Presently covers text, images, and video; an increase in audio-only misinformation would require the pipeline to expand to audio transcription, deepfake detection, and context judgment.
Evaluates verdict scores but not the quality of the evidence submitted by the model. Future work could include evaluations for evidence retrieval and justification factuality.
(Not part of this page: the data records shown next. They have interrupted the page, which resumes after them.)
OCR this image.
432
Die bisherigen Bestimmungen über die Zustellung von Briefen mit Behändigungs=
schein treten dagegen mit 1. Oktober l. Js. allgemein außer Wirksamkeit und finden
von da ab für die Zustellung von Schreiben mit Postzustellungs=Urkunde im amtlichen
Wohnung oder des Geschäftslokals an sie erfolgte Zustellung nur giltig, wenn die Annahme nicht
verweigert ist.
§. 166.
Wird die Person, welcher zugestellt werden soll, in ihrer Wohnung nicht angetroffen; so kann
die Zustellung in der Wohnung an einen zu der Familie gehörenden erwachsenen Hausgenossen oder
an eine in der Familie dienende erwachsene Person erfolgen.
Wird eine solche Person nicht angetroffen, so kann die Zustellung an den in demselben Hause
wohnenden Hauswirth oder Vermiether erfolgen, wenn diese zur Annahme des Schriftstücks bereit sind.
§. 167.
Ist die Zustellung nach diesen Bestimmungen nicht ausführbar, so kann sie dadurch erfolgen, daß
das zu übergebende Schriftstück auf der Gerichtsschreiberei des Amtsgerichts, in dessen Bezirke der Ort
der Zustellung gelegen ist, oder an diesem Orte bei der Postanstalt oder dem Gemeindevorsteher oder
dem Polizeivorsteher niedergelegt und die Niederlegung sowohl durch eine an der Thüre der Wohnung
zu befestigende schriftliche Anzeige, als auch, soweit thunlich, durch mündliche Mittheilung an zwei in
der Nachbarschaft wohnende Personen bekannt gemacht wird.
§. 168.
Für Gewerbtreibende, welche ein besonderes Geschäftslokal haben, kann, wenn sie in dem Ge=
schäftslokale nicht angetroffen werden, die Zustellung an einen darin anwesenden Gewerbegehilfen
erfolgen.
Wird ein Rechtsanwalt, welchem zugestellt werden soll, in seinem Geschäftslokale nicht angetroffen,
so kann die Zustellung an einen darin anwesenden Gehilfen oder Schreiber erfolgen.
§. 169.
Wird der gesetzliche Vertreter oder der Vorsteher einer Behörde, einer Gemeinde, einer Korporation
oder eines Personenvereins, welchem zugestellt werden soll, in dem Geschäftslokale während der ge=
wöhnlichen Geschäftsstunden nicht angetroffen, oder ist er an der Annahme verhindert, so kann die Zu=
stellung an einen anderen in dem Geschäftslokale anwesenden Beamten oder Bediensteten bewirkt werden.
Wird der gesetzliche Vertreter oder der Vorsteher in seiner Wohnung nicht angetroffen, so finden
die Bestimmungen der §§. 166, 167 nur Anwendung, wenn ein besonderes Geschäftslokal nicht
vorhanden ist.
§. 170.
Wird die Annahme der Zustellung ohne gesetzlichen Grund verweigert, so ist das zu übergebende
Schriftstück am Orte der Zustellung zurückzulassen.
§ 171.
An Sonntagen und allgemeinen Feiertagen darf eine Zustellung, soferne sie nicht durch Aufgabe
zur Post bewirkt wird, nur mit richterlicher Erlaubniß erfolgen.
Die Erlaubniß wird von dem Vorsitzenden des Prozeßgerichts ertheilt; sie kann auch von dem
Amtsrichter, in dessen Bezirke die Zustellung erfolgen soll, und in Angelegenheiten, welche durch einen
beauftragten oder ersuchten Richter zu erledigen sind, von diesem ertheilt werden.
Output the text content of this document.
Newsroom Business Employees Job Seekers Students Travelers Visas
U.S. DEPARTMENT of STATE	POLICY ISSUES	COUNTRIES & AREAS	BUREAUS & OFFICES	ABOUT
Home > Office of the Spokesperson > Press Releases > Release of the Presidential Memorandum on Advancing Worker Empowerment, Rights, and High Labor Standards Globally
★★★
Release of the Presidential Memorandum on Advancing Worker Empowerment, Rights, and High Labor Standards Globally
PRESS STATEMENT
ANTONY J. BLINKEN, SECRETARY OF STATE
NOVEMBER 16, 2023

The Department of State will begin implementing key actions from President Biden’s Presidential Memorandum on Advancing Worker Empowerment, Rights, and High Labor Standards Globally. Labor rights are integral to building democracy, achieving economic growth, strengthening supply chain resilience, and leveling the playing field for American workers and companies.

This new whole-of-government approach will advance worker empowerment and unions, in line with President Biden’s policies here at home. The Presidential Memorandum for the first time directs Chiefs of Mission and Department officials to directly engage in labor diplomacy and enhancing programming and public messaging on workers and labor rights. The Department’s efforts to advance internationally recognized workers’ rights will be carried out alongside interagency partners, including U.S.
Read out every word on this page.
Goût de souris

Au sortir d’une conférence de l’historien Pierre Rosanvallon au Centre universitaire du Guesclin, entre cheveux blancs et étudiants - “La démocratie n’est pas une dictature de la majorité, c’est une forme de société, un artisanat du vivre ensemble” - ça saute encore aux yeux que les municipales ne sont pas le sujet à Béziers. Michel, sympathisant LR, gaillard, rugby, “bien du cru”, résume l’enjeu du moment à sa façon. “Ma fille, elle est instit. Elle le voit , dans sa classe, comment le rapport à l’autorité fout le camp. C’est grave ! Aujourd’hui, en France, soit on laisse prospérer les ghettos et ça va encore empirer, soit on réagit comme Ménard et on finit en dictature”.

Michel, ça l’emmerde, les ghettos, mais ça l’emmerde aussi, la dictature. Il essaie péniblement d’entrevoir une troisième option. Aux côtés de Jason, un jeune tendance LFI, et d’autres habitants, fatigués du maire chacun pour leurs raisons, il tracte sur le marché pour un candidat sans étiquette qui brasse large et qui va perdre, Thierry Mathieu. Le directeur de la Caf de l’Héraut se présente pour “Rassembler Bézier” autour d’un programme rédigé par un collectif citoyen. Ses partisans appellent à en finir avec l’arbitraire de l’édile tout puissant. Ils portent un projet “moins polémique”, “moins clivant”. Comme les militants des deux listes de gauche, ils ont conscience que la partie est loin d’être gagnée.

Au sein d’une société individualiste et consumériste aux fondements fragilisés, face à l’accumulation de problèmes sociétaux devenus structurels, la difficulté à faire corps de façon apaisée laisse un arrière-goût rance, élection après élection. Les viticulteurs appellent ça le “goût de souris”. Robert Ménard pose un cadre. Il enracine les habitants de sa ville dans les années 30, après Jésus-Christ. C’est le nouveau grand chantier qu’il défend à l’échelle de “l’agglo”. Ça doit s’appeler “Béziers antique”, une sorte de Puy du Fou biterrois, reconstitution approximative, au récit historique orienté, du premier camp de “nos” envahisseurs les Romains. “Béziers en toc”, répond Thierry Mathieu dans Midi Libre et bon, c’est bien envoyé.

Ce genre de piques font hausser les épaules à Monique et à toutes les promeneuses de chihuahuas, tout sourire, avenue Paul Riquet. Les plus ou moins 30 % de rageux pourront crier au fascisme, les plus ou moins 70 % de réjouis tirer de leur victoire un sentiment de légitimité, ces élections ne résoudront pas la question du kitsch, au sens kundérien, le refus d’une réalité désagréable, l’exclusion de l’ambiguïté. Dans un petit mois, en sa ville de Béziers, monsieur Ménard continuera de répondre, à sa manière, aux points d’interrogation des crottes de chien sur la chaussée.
vs. Static AFC benchmarks: Older benchmarks are usually one-off releases, prone to pre-training contamination; VeriTaS centers evaluation on "emerging claims" through quarterly updates and cutoff analysis.
vs. Synthetic misinformation datasets: Purely synthetic claims are controllable but lack authenticity; VeriTaS claims come from real articles, and rectified samples are constrained by evidence grounding.
vs. Single-label binary classification: Binary tasks are easy to evaluate but have weak explanatory power; VeriTaS's decomposition into media, veracity, and coverage closer follows professional workflows.
Heuristics for future work: Any real-world, long-cycle benchmark should explicitly record sample time, knowledge cutoffs, and tool-evidence time-bounds; otherwise, model capability and memory will be conflated.

Rating¶

Novelty: ⭐⭐⭐⭐⭐ Integration of dynamic, multimodal, multilingual AFC with continuous Integrity scoring is very complete.
Experimental Thoroughness: ⭐⭐⭐⭐⭐ Statistics, human verification, latest-quarter baselines, and longitudinal analysis are all robust.
Writing Quality: ⭐⭐⭐⭐ Structure is clear, but construction stages are information-dense, requiring cross-referencing with the appendix.
Value: ⭐⭐⭐⭐⭐ Significant for fact-checking evaluation, tool-augmented VLM testing, and leakage-proof benchmarking.